La
lettre à Helga - Bergsveinn
Birgisson - éditions Zulma - 2013.
Durant
l'été, dans le Télérama daté du 17 juillet, on a pu lire
un entretien passionnant accordé par Indridason, écrivain islandais
maintenant bien connu des lecteurs français. Il parlait de son pays,
de son histoire et de la vie rude que menaient les hommes de la
génération de son père. Tout a basculé après la 2° Guerre
Mondiale, quand l'exode vers la capitale Reykjavik a commencé à
vider les campagnes :
« Le
paysage est sauvage, fascinant mais aussi redoutable et dangereux. Le
temps peut changer en quelques instants : la tempête se lever
brutalement.

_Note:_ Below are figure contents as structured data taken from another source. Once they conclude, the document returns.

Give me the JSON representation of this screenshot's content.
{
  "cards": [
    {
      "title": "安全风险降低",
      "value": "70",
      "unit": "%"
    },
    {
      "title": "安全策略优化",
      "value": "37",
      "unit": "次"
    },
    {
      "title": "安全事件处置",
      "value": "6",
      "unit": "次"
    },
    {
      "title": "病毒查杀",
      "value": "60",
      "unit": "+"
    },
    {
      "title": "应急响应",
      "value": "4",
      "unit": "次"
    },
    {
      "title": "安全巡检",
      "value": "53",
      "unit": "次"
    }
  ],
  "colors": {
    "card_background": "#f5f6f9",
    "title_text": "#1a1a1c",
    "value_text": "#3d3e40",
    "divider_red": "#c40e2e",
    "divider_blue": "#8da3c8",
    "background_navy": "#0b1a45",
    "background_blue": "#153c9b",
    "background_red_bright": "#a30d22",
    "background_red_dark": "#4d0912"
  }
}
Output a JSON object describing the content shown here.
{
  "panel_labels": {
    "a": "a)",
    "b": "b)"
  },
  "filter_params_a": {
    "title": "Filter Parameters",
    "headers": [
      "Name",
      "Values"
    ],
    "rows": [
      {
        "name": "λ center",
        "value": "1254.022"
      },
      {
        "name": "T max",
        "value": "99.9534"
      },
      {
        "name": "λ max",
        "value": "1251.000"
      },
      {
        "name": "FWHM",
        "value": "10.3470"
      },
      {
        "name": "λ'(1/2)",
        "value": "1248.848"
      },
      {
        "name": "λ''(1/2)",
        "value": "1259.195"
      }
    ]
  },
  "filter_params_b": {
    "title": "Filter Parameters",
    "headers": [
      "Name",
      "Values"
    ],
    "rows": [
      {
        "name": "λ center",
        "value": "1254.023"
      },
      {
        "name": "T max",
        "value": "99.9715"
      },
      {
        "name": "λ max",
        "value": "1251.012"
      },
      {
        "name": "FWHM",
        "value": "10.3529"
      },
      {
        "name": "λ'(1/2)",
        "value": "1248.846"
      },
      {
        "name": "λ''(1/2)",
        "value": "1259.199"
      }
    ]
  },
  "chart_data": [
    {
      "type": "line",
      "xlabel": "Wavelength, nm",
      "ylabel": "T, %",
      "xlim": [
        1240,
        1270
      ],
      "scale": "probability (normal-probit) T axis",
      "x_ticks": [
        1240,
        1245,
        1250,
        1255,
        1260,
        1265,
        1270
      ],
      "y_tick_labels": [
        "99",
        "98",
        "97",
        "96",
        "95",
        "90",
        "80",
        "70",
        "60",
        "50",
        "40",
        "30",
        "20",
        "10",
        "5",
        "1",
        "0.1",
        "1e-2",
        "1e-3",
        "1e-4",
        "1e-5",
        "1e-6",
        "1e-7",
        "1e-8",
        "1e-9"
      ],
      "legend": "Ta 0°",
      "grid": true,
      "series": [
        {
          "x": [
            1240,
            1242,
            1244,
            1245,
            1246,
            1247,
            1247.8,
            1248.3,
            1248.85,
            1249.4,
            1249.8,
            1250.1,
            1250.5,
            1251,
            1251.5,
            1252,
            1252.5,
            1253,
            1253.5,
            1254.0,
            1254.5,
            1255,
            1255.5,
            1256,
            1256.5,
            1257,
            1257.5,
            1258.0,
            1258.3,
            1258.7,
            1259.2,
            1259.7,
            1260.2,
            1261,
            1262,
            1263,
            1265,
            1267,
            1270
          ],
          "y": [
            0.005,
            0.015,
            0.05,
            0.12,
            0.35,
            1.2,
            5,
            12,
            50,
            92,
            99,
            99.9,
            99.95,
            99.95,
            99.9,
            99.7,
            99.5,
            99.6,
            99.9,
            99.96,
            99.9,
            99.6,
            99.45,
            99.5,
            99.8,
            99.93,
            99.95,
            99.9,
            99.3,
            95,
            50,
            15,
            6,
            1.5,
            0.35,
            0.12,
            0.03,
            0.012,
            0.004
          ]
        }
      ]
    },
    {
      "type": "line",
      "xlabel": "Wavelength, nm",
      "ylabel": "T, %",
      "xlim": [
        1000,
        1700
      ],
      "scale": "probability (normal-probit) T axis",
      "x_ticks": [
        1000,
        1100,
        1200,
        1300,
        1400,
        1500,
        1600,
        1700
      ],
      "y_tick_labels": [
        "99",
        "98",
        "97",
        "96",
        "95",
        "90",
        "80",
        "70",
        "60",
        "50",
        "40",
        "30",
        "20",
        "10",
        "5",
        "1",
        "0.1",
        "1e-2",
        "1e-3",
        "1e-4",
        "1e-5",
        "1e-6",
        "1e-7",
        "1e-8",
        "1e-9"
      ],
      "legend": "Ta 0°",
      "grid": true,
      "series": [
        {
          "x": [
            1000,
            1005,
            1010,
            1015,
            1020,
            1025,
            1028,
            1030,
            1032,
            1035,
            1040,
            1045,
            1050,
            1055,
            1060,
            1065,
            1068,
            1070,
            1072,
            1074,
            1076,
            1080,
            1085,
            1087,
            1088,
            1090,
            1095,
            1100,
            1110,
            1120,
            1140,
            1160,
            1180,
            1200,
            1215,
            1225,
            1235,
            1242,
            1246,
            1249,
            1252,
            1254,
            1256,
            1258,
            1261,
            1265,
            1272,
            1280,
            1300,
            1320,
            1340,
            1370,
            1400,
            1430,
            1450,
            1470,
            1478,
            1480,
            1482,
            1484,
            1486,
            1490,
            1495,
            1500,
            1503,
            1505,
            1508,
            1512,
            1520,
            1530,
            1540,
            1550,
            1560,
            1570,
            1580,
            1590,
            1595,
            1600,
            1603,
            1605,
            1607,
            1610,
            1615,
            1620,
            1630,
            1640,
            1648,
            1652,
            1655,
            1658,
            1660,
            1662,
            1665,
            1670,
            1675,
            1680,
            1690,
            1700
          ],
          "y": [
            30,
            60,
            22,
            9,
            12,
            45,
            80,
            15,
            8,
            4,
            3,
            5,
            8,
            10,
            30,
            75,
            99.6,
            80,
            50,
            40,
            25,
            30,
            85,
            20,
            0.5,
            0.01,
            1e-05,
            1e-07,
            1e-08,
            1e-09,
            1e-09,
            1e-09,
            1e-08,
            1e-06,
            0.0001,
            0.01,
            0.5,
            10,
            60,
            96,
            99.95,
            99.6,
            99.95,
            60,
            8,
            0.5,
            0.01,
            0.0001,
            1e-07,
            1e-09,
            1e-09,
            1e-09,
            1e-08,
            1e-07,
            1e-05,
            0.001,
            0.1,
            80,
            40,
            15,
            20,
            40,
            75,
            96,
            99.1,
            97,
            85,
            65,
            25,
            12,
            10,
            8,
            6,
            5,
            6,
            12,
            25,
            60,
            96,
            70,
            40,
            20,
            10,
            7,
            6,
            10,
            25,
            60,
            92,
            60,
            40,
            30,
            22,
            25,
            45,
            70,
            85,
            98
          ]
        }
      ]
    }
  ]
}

Depuis toujours, les Islandais ont su que quand un homme
quitte une ferme pour se rendre dans une autre, il n'était jamais
sûr d'arriver à destination. Parfois, il arrivait totalement
frigorifié et on le sauvait de justesse. Parfois, il mourait en
chemin dans la tempête. Parfois, il s'écartait de la route, se
perdait dans le brouillard ou la neige, et son corps n'était jamais
retrouvé. »
Un
roman vient d'être publié chez Zulma, après un immense succès
dans les pays scandinaves et en Allemagne. Un roman qui nous fait
vivre la vie de ces Islandais à la fois paysans, éleveurs,
pêcheurs : La lettre à Helga. L'auteur Bergsveinn
Birgisson réussit là un petit chef-d’œuvre.
Plusieurs
niveaux de lecture savamment mêlés nous entraînent dans cette
ultime lettre à la femme aimée. Car il s'agit avant tout d'une
longue, et belle, lettre écrite à la fin de sa vie par un paysan
éleveur à celle qu'il a aimée en silence : Helga.
« Bientôt
ma belle, j'embarquerai pour le long voyage qui nous attend tous. Et
c'est ben connu que l'on essaie d'alléger un fardeau avant de se
mettre en route pour une telle expédition. »
C'est
toute une longue vie qui défile, une vie accompagnée de cet amour,
réduit au silence, pour Helga. En même temps, c'est l'histoire de
l'Islande qui nous accompagne :
« Fallait-il
que je déménage à Reykjavik pour creuser des fossés ou construire
des baraques pour les Américains?(...) quitter la campagne où mes
ancêtres avaient vécu depuis un millénaire pour travailler dans
une ville où l'on ne voyait jamais l'aboutissement du travail de ses
mains, en métayer ou serf des autres. »
Une
lettre parsemée de courts témoignages sur la vie de simples gens,
témoignages remplis d'humour et d'humanité rappelant les
« racontars » de l'écrivain danois Jorn Riel. Tout cela
écrit dans une langue sensuelle qui permet de nous faire sentir la
flore, la faune les paysages de ces contrées .
« et
je compris que le mal, dans cette vie, ce n'étaient pas les échardes
acérées qui vous piquent et vous blessent, mais le doux appel de
l'amour auquel on a fait la sourde oreille. »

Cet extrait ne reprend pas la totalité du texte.